What effect did Colorado’s legalization of recreational marijuana in 2012 have on homelessness here?
It’s a question that’s been asked, in one form or another, by longtime Coloradans, new transplants, police officers, social service providers, and everyone in between in recent years as recreational marijuana dispensaries have popped up around the state.
There isn’t much data to give a good answer. And that lack of clarity has led to speculation that masses of people experiencing homelessness, sometimes called “urban travelers,” have moved to Denver solely to get stoned.
But experts told the Denver City Council Monday that while anecdotal stories may support that theory, existing data, while problematic, doesn’t. Donald Burnes, executive director of the University of Denver’s Burnes Center on Poverty and Homelessness, pointed to the most recent annual survey of the metro area’s homeless population.
“There has not been a substantial increase in people here ...who have identified places outside of Colorado as the last permanent place of residence,” Burnes said. “This, frankly, is the best data that we have.”
Homelessness can more accurately attributed to other factors, the experts said. Tim McGettigan, a professor of sociology at Colorado State University Pueblo, suggested the uptick in homelessness there could have more to do with the local power company’s high rates. He cited data from the Colorado Sierra Club.
“And if you cut off utilities in the cold of winter, the heat of summer, to 7,000 families in one community, you will see dramatic increases in homelessness,” McGettigan said. “Blaming that increase on cannabis is spurious at best.”
A spokeswoman for Black Hills Energy confirmed that more than 7,000 service agreements were disconnected over non-payment in 2016, and 5,134 of those were restored. But she added that the company's old method of counting service agreements inflated the figures.

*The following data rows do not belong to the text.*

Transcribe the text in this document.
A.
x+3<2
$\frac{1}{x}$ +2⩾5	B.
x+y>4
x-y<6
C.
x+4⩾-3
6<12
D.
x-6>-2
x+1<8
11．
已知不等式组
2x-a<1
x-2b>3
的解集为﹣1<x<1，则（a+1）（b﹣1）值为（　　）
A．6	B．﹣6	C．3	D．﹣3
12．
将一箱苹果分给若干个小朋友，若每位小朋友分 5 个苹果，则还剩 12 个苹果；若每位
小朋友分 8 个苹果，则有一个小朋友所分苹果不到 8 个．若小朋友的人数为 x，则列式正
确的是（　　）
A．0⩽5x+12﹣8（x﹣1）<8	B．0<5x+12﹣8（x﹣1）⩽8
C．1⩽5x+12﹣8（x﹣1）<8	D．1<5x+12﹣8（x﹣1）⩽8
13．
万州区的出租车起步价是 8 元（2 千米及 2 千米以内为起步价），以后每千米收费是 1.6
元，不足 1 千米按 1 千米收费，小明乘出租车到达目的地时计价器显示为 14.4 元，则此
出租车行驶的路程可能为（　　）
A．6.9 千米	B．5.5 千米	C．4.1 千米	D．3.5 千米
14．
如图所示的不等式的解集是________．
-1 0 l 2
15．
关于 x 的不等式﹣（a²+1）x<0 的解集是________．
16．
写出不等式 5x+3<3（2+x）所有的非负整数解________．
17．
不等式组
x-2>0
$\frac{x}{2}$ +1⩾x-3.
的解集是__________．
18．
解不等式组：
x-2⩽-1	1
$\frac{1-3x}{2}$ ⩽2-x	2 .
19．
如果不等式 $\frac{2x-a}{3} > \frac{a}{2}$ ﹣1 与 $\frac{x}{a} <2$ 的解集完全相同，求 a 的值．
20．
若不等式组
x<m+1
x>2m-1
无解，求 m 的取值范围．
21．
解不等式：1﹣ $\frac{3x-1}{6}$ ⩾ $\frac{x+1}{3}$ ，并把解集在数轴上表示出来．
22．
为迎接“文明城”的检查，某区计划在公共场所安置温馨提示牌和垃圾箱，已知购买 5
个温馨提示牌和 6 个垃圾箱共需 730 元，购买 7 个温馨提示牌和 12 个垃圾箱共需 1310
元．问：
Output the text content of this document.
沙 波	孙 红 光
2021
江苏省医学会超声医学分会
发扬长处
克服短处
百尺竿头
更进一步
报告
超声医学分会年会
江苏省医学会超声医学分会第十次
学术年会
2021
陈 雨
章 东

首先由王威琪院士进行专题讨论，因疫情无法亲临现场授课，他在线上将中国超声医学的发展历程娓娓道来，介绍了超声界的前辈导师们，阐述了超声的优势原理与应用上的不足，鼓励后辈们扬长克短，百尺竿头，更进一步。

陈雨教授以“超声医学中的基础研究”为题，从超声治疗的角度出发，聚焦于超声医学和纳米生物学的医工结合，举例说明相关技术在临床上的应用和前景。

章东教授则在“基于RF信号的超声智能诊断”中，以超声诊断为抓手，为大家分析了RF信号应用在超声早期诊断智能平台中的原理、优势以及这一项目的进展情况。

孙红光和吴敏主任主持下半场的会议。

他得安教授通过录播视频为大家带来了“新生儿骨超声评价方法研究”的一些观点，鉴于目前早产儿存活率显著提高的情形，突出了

“A customer can have multiple properties or meters on their property, and those disconnects were counted as more than one service agreement under a single customer,” Julie Rodriguez, spokeswoman for Black Hills Energy said in an email. The company now tracks disconnects by individual customer, she said.

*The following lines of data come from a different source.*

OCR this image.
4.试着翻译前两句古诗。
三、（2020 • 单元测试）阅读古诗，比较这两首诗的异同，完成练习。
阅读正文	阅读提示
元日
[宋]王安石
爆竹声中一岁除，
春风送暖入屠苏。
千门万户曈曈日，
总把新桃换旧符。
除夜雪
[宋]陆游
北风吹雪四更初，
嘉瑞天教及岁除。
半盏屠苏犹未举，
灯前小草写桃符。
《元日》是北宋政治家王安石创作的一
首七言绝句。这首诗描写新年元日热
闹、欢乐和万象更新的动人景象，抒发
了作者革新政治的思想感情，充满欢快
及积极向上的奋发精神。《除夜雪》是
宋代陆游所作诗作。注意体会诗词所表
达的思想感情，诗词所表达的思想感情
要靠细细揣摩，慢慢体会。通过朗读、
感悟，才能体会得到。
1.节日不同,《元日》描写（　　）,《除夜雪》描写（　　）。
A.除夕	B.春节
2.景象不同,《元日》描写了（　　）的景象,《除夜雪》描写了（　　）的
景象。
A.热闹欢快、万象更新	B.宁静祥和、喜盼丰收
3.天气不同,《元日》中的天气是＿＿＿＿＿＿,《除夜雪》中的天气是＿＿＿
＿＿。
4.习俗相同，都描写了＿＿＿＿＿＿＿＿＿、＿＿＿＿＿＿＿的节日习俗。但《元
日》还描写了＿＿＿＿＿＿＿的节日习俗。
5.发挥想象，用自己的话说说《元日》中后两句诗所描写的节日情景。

Rodriguez also noted that the company does not suspend service when forecasted high temperatures are not expected to exceed 35 degrees for 48 hours, and offers assistance programs and payment options. “We never want to disconnect a customer, and disconnects are a last resort,” she said.

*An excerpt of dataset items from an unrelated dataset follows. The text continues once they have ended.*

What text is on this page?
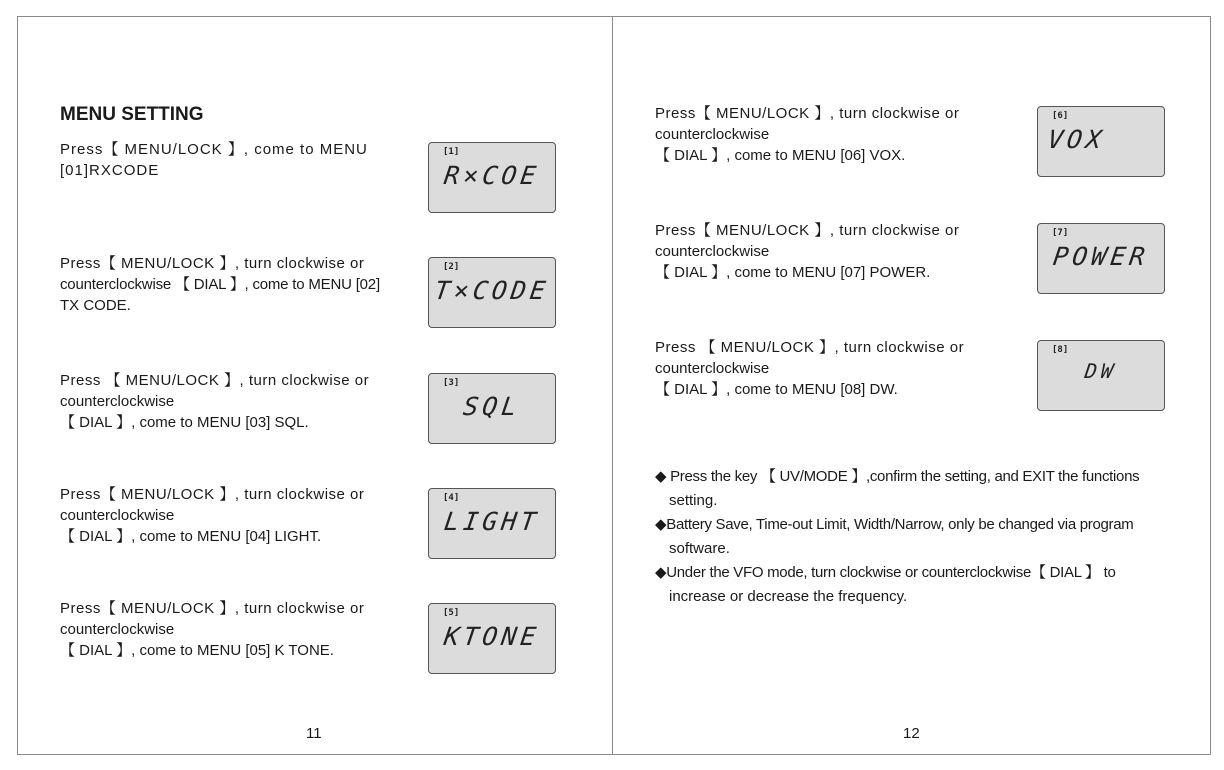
MENU SETTING
Press【 MENU/LOCK 】, come to MENU
[01]RXCODE
[1]
R×COE
Press【 MENU/LOCK 】, turn clockwise or
counterclockwise 【 DIAL 】, come to MENU [02]
TX CODE.
[2]
T×CODE
Press 【 MENU/LOCK 】, turn clockwise or
counterclockwise
【 DIAL 】, come to MENU [03] SQL.
[3]
SQL
Press【 MENU/LOCK 】, turn clockwise or
counterclockwise
【 DIAL 】, come to MENU [04] LIGHT.
[4]
LIGHT
Press【 MENU/LOCK 】, turn clockwise or
counterclockwise
【 DIAL 】, come to MENU [05] K TONE.
[5]
KTONE
11
Press【 MENU/LOCK 】, turn clockwise or
counterclockwise
【 DIAL 】, come to MENU [06] VOX.
[6]
VOX
Press【 MENU/LOCK 】, turn clockwise or
counterclockwise
【 DIAL 】, come to MENU [07] POWER.
[7]
POWER
Press 【 MENU/LOCK 】, turn clockwise or
counterclockwise
【 DIAL 】, come to MENU [08] DW.
[8]
DW
◆ Press the key 【 UV/MODE 】,confirm the setting, and EXIT the functions
setting.
◆Battery Save, Time-out Limit, Width/Narrow, only be changed via program
software.
◆Under the VFO mode, turn clockwise or counterclockwise【 DIAL 】 to
increase or decrease the frequency.
12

But the leader of a nonprofit in Pueblo told KOAA last year that high utility costs are the “number one reason” families there are becoming homeless.
Denver City Councilwoman Robin Kniech seized on that connection, and made her own to another pressing issue in Denver: affordable housing.
“In your case it was utilities,” she said to McGettigan. “In our case it's because of housing prices. Our failure is the cause of homelessness.”
McGettigan said marijuana could be connected to homelessness in a less obvious way. The economic boom the state’s been in for the last few years, or “green rush,” as McGettigan called it, has driven up real estate prices as people move here.
“They are crowding the state, grabbing up every piece of affordable real estate they can as fast as they can,” McGettigan said. “So if you want to talk about cannabis and homelessness, there are things to talk about. But this idea that stoners suddenly become homeless isn't true.”
To that end, Burnes said it may be time for policy makers to stop worry about whether cannabis causes homelessness. “In some respects the question is irrelevant,” he said. “Cannabis is here to stay. We all like the revenue. And it seems to me the more important question for all of us to consider is how do we spend the revenue?”
His suggestion: More help for school-age children who are homeless.